D&D Session 35 (2/16/22): Sing-Along




Music and Lyrics by Paul O'Connor, Dungeon Master  


You know Farrah and Jenny and Dee Dah and Arthur

Thrombosis and Khostov and Oolan and Sommpher

But do you recall

The most famous Half Orc of all?

Blah-ah the Antlered Half-Orc

Had a very silver tongue

And if you ever heard it

You would even say it sung

All of the other delvers

Used to laugh and call him names

They never let poor Blah-ah

Join in any delver games

Then one foggy dungeon Eve

Dice rolls came to say

"Blah-ah, with your speech so bright

Won't you guide the deer tonight?"

Then how the reindeer loved him

As they shouted out with glee

"Blah-ah the Antlered Half-Orc

You'll go down in his - tor - ree!"









Friday, February 4, 2022

D&D Session 34 (2/2/22): Lore Dump

 

Text by Paul O'Connor, Dungeon Master  

Once upon a time, there was a mountain, a perpetually snow-capped peak near Hundlestone. The dwarves called it Noggak, and Uuthil was its Drow name. Humans, unimaginatively, just called it Blue. Blue Mountain.

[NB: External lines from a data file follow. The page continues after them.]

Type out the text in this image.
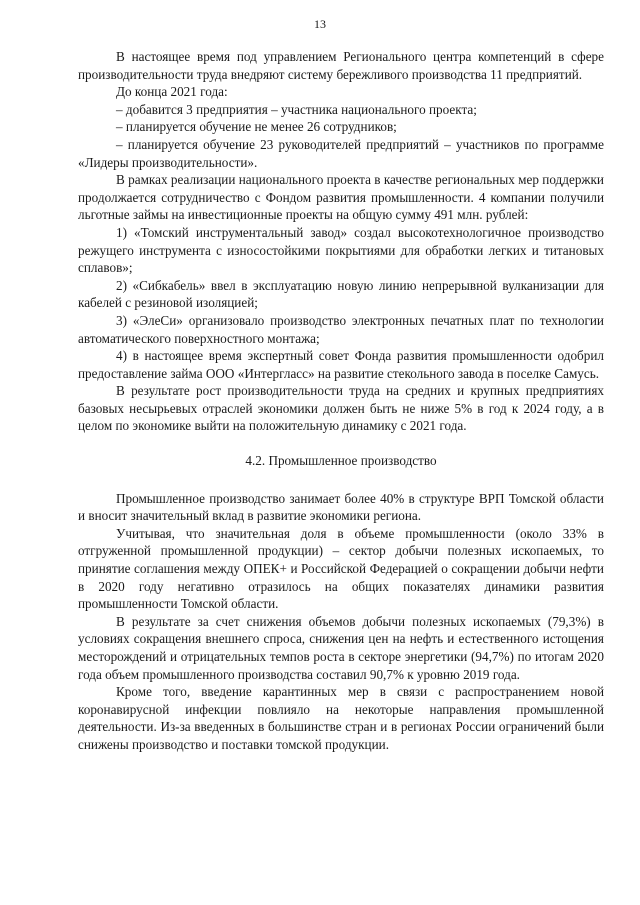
13

В настоящее время под управлением Регионального центра компетенций в сфере производительности труда внедряют систему бережливого производства 11 предприятий.

До конца 2021 года:

– добавится 3 предприятия – участника национального проекта;

– планируется обучение не менее 26 сотрудников;

– планируется обучение 23 руководителей предприятий – участников по программе «Лидеры производительности».

В рамках реализации национального проекта в качестве региональных мер поддержки продолжается сотрудничество с Фондом развития промышленности. 4 компании получили льготные займы на инвестиционные проекты на общую сумму 491 млн. рублей:

1) «Томский инструментальный завод» создал высокотехнологичное производство режущего инструмента с износостойкими покрытиями для обработки легких и титановых сплавов»;

2) «Сибкабель» ввел в эксплуатацию новую линию непрерывной вулканизации для кабелей с резиновой изоляцией;

3) «ЭлеСи» организовало производство электронных печатных плат по технологии автоматического поверхностного монтажа;

4) в настоящее время экспертный совет Фонда развития промышленности одобрил предоставление займа ООО «Интергласс» на развитие стекольного завода в поселке Самусь.

В результате рост производительности труда на средних и крупных предприятиях базовых несырьевых отраслей экономики должен быть не ниже 5% в год к 2024 году, а в целом по экономике выйти на положительную динамику с 2021 года.

4.2. Промышленное производство

Промышленное производство занимает более 40% в структуре ВРП Томской области и вносит значительный вклад в развитие экономики региона.

Учитывая, что значительная доля в объеме промышленности (около 33% в отгруженной промышленной продукции) – сектор добычи полезных ископаемых, то принятие соглашения между ОПЕК+ и Российской Федерацией о сокращении добычи нефти в 2020 году негативно отразилось на общих показателях динамики развития промышленности Томской области.

В результате за счет снижения объемов добычи полезных ископаемых (79,3%) в условиях сокращения внешнего спроса, снижения цен на нефть и естественного истощения месторождений и отрицательных темпов роста в секторе энергетики (94,7%) по итогам 2020 года объем промышленного производства составил 90,7% к уровню 2019 года.

Кроме того, введение карантинных мер в связи с распространением новой коронавирусной инфекции повлияло на некоторые направления промышленной деятельности. Из-за введенных в большинстве стран и в регионах России ограничений были снижены производство и поставки томской продукции.
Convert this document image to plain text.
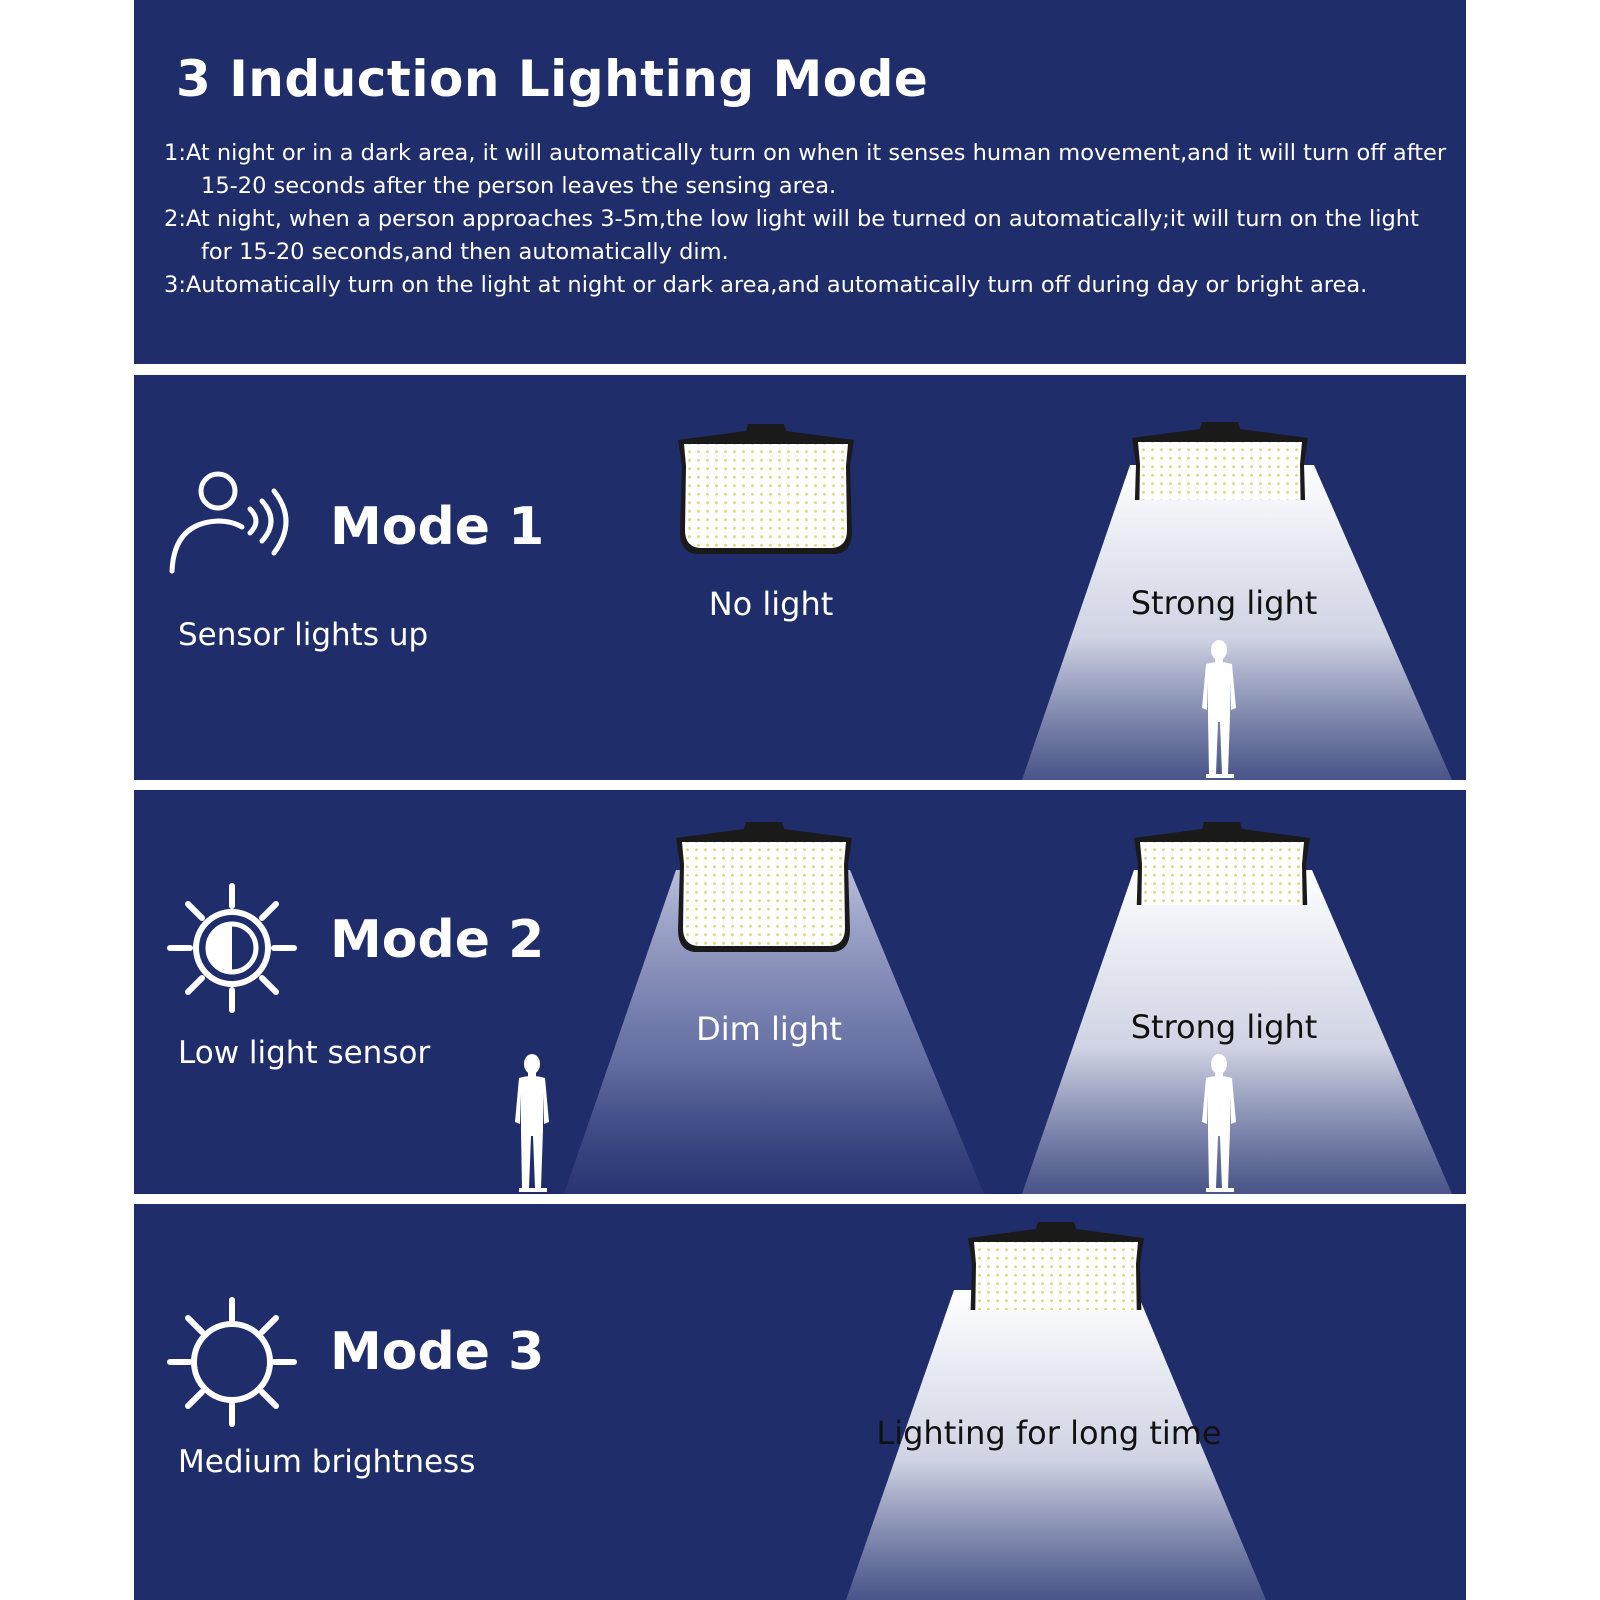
3 Induction Lighting Mode
1:At night or in a dark area, it will automatically turn on when it senses human movement,and it will turn off after 15-20 seconds after the person leaves the sensing area.
2:At night, when a person approaches 3-5m,the low light will be turned on automatically;it will turn on the light for 15-20 seconds,and then automatically dim.
3:Automatically turn on the light at night or dark area,and automatically turn off during day or bright area.
Mode 1
Sensor lights up
No light	Strong light
Mode 2
Low light sensor
Dim light	Strong light
Mode 3
Medium brightness
Lighting for long time
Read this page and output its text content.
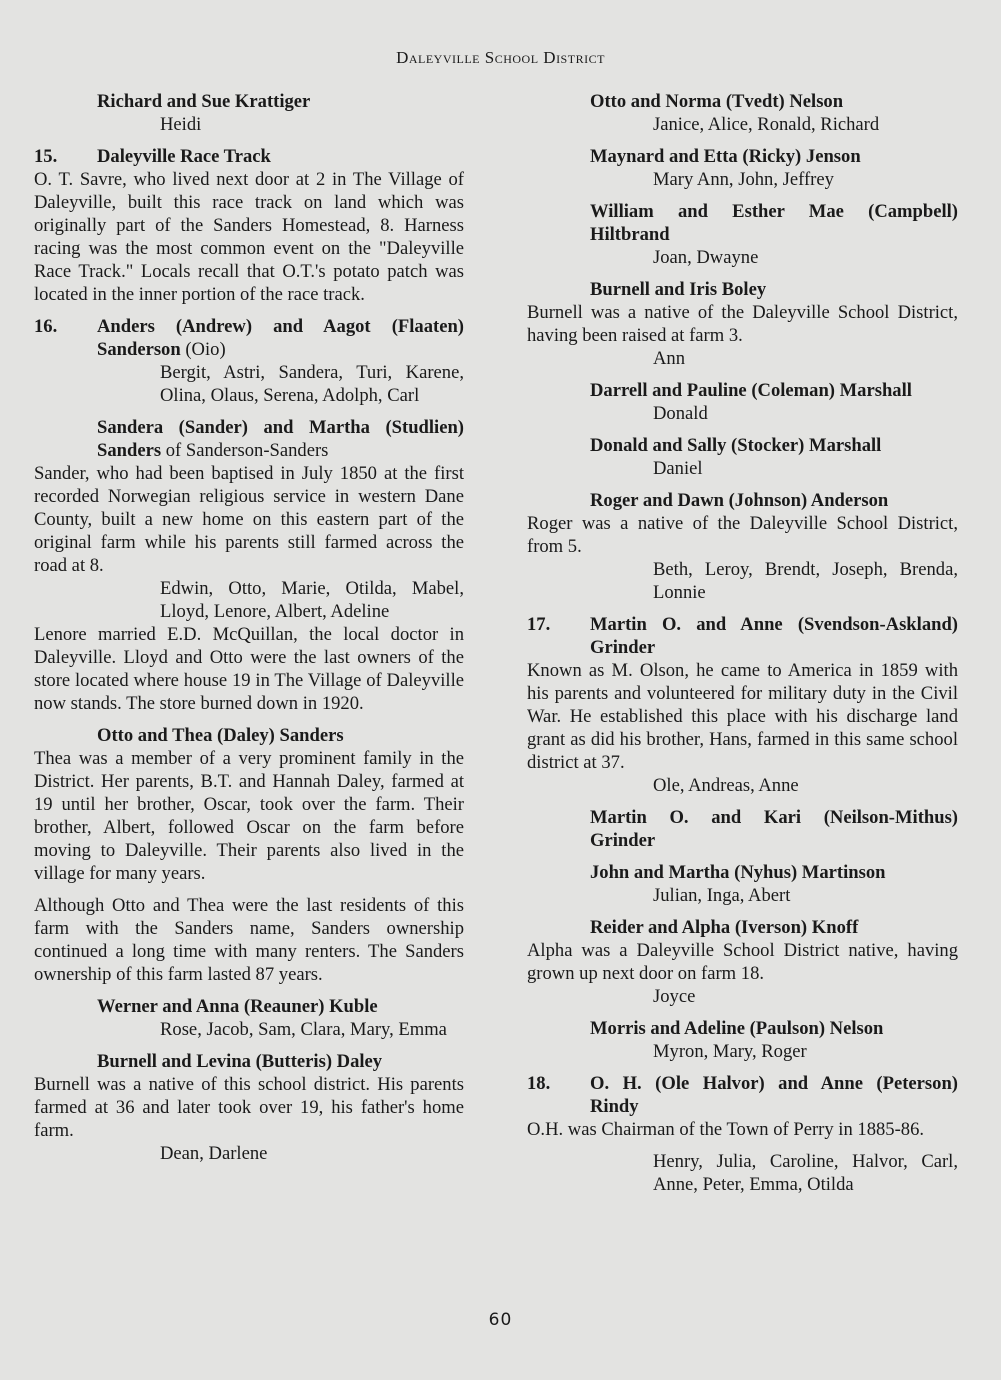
Daleyville School District
Richard and Sue Krattiger
Heidi
15. Daleyville Race Track
O. T. Savre, who lived next door at 2 in The Village of Daleyville, built this race track on land which was originally part of the Sanders Homestead, 8. Harness racing was the most common event on the "Daleyville Race Track." Locals recall that O.T.'s potato patch was located in the inner portion of the race track.
16. Anders (Andrew) and Aagot (Flaaten)
Sanderson (Oio)
Bergit, Astri, Sandera, Turi, Karene, Olina, Olaus, Serena, Adolph, Carl
Sandera (Sander) and Martha (Studlien)
Sanders of Sanderson-Sanders
Sander, who had been baptised in July 1850 at the first recorded Norwegian religious service in western Dane County, built a new home on this eastern part of the original farm while his parents still farmed across the road at 8.
Edwin, Otto, Marie, Otilda, Mabel, Lloyd, Lenore, Albert, Adeline
Lenore married E.D. McQuillan, the local doctor in Daleyville. Lloyd and Otto were the last owners of the store located where house 19 in The Village of Daleyville now stands. The store burned down in 1920.
Otto and Thea (Daley) Sanders
Thea was a member of a very prominent family in the District. Her parents, B.T. and Hannah Daley, farmed at 19 until her brother, Oscar, took over the farm. Their brother, Albert, followed Oscar on the farm before moving to Daleyville. Their parents also lived in the village for many years.
Although Otto and Thea were the last residents of this farm with the Sanders name, Sanders ownership continued a long time with many renters. The Sanders ownership of this farm lasted 87 years.
Werner and Anna (Reauner) Kuble
Rose, Jacob, Sam, Clara, Mary, Emma
Burnell and Levina (Butteris) Daley
Burnell was a native of this school district. His parents farmed at 36 and later took over 19, his father's home farm.
Dean, Darlene
Otto and Norma (Tvedt) Nelson
Janice, Alice, Ronald, Richard
Maynard and Etta (Ricky) Jenson
Mary Ann, John, Jeffrey
William and Esther Mae (Campbell)
Hiltbrand
Joan, Dwayne
Burnell and Iris Boley
Burnell was a native of the Daleyville School District, having been raised at farm 3.
Ann
Darrell and Pauline (Coleman) Marshall
Donald
Donald and Sally (Stocker) Marshall
Daniel
Roger and Dawn (Johnson) Anderson
Roger was a native of the Daleyville School District, from 5.
Beth, Leroy, Brendt, Joseph, Brenda, Lonnie
17. Martin O. and Anne (Svendson-Askland)
Grinder
Known as M. Olson, he came to America in 1859 with his parents and volunteered for military duty in the Civil War. He established this place with his discharge land grant as did his brother, Hans, farmed in this same school district at 37.
Ole, Andreas, Anne
Martin O. and Kari (Neilson-Mithus)
Grinder
John and Martha (Nyhus) Martinson
Julian, Inga, Abert
Reider and Alpha (Iverson) Knoff
Alpha was a Daleyville School District native, having grown up next door on farm 18.
Joyce
Morris and Adeline (Paulson) Nelson
Myron, Mary, Roger
18. O. H. (Ole Halvor) and Anne (Peterson)
Rindy
O.H. was Chairman of the Town of Perry in 1885-86.
Henry, Julia, Caroline, Halvor, Carl, Anne, Peter, Emma, Otilda
60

For ages, Noggak was worked by dwarves for gold. Humans followed, and there was a glorious age of cooperation and trade. Together, humans and dwarves built the Castle of Blue Hills.

Then a fresh discovery of Ice Opals led to greed, mistrust, and an underground war.

The mine played out and the war sputtered to an end. The Castle of Blue Hills was abandoned. Drow tunneled up into the chambers of the exhausted dwarves, and enslaved them.

Unnamed among the enslaved dwarves was a sorcerer, his name lost to time. To please his masters, he built a mighty magical forge, and created wonderous armors and weapons.

But his experimentations went too far. His dwarven workers were transformed into a gibbering mass, and the sorcerer himself degraded into a dribbling Nothic. The sorcerer’s Spectator foreman was left alone to finish armor for the Drow.


Decades passed, maybe centuries.

Then came the Frost Giant, King Gut. Exiled by his own people, he moved into the ruined Castle of Blue Hills with his slaves and followers, and brokered a peace with the dragon Codoroth the Longtail, staving off the dragon with regular sacrifice.

Through simple good luck, Gut discovered a fresh field of Ice Opals, and set his slaves to mining them.


The wealth of the opals fired Gut’s thirst for vengeance against the world that exiled him, and he began to raise an army of orcs and ogres, while his Frost Daughters lured men to his slave pens.

Then the Frost Daughters lured the wrong guys.

 


In short order, Gut was decapitated by his own legendary vorpal blade, the slaves were freed, and an avalanche buried Gut’s dreams along with the Castle of Blue Hills.

And in the roots of the mountain, our adventurers found the ruins of the old dwarven tunnels, and found the magical forge where armor had long since failed to flow to distant Drow masters.

They discovered the foul remnants of the once-proud operation — the Mouther, the degraded sorcerer, the desperate Spectator.



In a way, they finished the order … and wisely bugged out before the Drow, who had long since forgotten all about the place, were alerted to investigate.

Escaping the dungeon, up a winding stair, at last our heroes came to a watch tower high atop Blue Mountain. Dazzling white light reflected from the snow field beyond slitted windows.

The Spectator flew into the blue sky — free, finally free!  Enter Codoroth the Longtail, who swallowed the poor Spectator …



Thus ends the sage of Blue Mountain. Sic Transit Gloria.